Spain had very loose copyright laws, so Spanish gun makers made copies of a lot of successful guns. Browning and Colt semi-autos, as well as Colt and S&W revolvers were very popular subjects. Quality varied from very good, to very bad.

During WW1 Spanish gun makers churned out thousands (estimates between 500,000-1 million) of Browning clones, mostly in 7.65mm (32ACP), as a group they are called Ruby pistols. After the Spanish Civil War the government reined in gun manufacture and the dozens of small manufactures closed up shop or consolidated basically leaving Astra, Star and Llama.
 
Looks a rare bird, only made for six years.


Bufalo and Danton​

In 1919, Gabilondo introduced the Bufalo, a pistol inspired by the Browning designed FN model 1910. While resembling the 1910 closely externally, the mechanism had some features carried over from the Browning model 1903. The striker was replaced with a concealed hammer, and in those models fitted with a grip safety, the Browning design was replaced with a native design patented in Spain.
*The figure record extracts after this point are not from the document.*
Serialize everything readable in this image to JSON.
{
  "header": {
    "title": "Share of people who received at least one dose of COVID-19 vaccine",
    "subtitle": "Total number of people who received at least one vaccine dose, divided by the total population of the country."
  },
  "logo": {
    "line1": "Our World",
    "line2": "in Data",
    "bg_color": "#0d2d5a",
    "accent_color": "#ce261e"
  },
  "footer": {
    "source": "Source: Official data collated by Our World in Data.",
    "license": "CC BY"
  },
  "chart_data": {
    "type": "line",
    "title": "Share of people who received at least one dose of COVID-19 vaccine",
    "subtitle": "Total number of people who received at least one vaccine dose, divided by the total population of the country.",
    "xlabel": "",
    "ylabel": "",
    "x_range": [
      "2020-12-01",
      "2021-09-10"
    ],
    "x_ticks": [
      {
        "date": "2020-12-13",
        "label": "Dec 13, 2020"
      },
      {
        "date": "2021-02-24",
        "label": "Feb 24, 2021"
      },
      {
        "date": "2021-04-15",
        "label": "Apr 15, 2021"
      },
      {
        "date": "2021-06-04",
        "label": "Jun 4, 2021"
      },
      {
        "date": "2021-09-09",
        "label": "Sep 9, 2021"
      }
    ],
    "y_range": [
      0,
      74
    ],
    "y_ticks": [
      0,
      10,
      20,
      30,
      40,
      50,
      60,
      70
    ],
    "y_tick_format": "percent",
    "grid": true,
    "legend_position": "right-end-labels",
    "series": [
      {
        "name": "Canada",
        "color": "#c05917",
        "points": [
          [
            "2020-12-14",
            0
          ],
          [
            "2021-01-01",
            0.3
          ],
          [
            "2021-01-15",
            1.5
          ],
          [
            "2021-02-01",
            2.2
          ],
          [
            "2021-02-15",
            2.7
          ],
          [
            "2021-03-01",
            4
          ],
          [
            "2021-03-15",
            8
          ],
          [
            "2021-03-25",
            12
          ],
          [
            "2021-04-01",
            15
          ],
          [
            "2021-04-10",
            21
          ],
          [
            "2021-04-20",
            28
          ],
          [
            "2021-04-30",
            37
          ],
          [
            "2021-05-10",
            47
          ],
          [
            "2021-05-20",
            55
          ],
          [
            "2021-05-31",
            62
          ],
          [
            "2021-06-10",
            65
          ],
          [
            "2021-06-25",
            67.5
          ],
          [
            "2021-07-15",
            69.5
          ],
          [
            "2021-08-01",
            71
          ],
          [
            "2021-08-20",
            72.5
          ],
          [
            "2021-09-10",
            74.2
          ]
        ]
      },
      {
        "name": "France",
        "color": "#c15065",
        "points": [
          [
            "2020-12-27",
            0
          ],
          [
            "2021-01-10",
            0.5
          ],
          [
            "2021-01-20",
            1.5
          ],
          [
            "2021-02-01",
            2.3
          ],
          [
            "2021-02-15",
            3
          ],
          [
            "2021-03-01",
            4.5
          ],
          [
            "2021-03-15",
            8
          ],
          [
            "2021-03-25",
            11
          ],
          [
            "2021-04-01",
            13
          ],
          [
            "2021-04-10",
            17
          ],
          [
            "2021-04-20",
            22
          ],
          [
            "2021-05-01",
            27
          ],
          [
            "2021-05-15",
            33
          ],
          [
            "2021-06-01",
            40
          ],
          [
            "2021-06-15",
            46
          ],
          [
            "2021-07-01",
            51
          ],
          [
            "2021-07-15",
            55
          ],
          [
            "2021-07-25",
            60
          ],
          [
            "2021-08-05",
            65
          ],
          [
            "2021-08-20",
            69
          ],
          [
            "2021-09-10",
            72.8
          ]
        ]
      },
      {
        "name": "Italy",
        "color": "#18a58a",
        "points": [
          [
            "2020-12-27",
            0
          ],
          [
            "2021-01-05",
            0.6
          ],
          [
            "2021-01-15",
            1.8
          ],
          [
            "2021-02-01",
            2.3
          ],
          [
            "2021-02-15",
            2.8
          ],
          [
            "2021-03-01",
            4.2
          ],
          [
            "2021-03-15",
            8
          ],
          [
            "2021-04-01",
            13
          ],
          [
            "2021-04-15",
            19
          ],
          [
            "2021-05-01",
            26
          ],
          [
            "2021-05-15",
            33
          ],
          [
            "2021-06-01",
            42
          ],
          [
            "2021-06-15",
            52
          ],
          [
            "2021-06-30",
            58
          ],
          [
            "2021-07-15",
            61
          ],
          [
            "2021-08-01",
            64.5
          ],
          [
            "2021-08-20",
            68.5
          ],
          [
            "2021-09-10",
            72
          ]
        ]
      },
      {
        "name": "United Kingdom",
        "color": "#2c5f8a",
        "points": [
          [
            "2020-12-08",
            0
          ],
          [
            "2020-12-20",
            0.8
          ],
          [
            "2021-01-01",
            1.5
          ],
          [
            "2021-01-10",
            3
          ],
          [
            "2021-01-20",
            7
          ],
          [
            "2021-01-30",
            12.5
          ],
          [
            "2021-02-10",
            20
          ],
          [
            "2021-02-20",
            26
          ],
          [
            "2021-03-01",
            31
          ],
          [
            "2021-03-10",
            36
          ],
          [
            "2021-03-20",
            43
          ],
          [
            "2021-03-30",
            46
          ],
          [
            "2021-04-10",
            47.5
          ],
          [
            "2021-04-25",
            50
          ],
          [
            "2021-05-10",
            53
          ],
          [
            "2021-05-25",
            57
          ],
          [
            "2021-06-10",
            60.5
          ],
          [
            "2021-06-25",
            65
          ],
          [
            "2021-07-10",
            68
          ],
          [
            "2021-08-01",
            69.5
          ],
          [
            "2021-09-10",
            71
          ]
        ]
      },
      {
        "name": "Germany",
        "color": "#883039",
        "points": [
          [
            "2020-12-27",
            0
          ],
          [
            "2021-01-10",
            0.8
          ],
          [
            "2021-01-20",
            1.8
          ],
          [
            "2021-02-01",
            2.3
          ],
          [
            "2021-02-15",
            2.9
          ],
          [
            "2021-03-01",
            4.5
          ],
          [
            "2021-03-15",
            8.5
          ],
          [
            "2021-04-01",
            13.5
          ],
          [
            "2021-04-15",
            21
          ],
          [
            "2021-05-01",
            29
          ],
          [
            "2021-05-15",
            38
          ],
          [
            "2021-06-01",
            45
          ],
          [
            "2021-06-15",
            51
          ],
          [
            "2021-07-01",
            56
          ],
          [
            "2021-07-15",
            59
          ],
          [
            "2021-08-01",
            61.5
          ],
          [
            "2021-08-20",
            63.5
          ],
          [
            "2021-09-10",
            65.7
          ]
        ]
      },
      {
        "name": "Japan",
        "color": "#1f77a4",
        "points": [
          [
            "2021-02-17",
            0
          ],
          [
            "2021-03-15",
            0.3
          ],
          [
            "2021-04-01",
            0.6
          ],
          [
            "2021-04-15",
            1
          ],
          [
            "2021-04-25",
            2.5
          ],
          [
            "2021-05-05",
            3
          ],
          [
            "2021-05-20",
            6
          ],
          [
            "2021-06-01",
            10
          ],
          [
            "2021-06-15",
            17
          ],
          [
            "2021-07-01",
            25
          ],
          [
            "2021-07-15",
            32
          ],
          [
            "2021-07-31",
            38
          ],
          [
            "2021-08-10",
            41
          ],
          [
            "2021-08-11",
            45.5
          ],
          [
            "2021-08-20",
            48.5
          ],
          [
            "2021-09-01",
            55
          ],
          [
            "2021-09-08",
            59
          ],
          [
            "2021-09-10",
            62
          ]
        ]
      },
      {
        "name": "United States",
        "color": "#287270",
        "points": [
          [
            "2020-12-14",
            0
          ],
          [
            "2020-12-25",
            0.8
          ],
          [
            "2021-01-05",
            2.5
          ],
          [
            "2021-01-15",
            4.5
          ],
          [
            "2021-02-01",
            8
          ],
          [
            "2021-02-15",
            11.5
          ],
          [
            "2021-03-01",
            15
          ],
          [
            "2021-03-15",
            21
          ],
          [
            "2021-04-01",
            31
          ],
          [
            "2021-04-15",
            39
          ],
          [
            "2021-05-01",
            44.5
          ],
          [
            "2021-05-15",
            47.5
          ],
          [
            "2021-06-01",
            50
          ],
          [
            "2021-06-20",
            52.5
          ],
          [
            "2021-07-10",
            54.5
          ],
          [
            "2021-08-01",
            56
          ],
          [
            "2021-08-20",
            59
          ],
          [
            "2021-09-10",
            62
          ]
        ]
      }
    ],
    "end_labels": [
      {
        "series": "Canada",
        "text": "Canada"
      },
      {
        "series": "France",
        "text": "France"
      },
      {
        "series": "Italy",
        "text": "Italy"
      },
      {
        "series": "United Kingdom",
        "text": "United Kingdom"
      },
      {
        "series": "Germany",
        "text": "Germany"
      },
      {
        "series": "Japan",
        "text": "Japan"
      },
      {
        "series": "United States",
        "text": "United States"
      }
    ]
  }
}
The Bufalo was manufactured in 7.65 mm/.32 ACP, and 9 mm corto/.380 ACP with seven-, nine-, and twelve-round removable magazines.

For the first time a Spanish product appears to have inspired copies by foreign makers, in the form of the FN Model 1910/22 supplied to the Yugoslavian military, to replace worn out, nine shot Ruby-types supplied during the war.

The Danton, introduced in 1925 to replace the Bufalo, was very similar but also available in 6.35 mm/.25 ACP calibre. Despite being marked "War Model" and being fitted with a lanyard ring, these pistols attracted no official military sales, but were popular private-purchase and police weapons. Both guns were a great success, with one exporter alone shipping 100 pistols a day to the US. Production of the Danton was stopped in 1933.